"Three hours to Sinai. Maybe a little slower if I'm carrying you," she says. "I could use a snack myself, honestly. The kitchens are this way."
"I carry people now and then - Serah most often, she's mortal. I have never dropped anyone. I didn't even drop that one fellow who was delirious with fever and was trying to make me - angels are very strong." She picks up a large snack tray from the kitchens and leads Micaiah away to where Eyrie residents take their meals. She finds them a table with one angel chair and one mortal chair, sets down the tray, and picks up a little cucumber cup filled with beans and spices.

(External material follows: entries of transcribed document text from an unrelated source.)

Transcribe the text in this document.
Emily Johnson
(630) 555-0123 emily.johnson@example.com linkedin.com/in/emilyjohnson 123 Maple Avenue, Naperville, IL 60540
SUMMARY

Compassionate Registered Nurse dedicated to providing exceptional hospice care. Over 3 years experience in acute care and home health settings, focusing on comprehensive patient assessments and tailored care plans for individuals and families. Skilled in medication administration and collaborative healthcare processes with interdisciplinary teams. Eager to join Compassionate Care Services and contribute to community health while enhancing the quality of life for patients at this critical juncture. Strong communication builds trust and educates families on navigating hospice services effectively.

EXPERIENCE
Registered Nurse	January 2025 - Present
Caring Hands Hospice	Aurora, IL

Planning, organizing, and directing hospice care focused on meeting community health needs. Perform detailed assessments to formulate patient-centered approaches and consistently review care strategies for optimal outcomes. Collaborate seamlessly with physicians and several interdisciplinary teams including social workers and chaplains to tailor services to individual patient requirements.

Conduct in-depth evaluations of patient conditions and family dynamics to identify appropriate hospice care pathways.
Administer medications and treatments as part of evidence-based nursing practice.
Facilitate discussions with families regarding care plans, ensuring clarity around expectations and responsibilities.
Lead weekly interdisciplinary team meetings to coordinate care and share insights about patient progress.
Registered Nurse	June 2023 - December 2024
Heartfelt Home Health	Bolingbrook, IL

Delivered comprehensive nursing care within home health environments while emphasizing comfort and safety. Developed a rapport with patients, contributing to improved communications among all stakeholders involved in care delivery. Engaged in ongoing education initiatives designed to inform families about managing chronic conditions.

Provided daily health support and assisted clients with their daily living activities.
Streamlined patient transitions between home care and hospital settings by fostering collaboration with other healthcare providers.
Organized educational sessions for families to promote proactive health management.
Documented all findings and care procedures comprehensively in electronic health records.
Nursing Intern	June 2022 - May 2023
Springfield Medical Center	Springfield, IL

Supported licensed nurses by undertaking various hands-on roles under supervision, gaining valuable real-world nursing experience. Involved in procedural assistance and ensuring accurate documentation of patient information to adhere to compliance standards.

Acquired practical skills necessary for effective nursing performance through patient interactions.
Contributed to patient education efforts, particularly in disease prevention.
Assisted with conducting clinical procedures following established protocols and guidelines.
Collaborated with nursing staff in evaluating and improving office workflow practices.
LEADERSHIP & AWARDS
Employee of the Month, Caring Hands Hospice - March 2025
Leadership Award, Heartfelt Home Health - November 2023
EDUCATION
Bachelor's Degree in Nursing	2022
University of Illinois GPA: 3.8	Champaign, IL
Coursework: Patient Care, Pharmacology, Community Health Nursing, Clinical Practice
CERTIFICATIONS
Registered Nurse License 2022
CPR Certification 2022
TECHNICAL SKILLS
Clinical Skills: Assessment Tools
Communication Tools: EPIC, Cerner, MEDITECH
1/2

"If I had a way to hold you and - two, maybe three other people your size, without any of you slipping out of my grip just from sheer bulkiness - I could still carry you through the air, although I'd be much slower and clumsier," says Isabella. She tries one of everything on the platter and then monopolizes the ham and the rosemary crackers. "If I didn't have to fly, maybe twice that."
She smiles. "It's ordinary for angels. Elisha's stronger than I am, at least in flight carrying capacity - wingspan helps and mine's nothing special."
"Thanks," says Isabella, fluffing them a little. "I always liked the speckles. The fashion's always been utterly white, spotless wings, but I'm fond of mine."
"Uh. Have you... been around angels much, before?" Isabella asks, a crease forming between her eyebrows.
"Well, Edori go everywhere, I'm told, you might have run into some," she shrugs; it makes her feathers flutter. "You don't go around touching people's wings, at least by default. It's... approximately the equivalent of grabbing someone's rear, only less potentially playful, does that make sense?"
"Very warm," she agrees, taking another one of the cucumber cups. "That you'll notice as soon as I pick you up. And a good thing too, or you would be very uncomfortable at cruising altitude." She's wearing unremarkable flying leathers, a wing-cut vest and pants and boots, and her bracelets with the curlicue gem pattern of her mother's family, and that's all.
"I'm glad you don't seem alarmed by the whole... Kiss thing," Isabella says. "I know a lot of people might be. A lot of people might be even if I'd been named Archangel instead of just harboring ambitions. They say Rachel and Gabriel had that problem."
"Well, there is a not inconsiderable chance that I'll go ask Alleluia my question, and she'll say yes, and then in eight or ten years someone will ask an oracle who the next Archangel to be and he'll tell them, "Isabella, daughter of the angel Rinnah and the mortal man Charles," says Isabella. "And if all that happens then you'd be obliged to lead the Gloria for twenty years."
What a blasé reply. "All right. I'm glad that doesn't bother you," she says. "I read a lot of history, and while Jovah's choices usually work out in the end, there are sometimes... inital trials."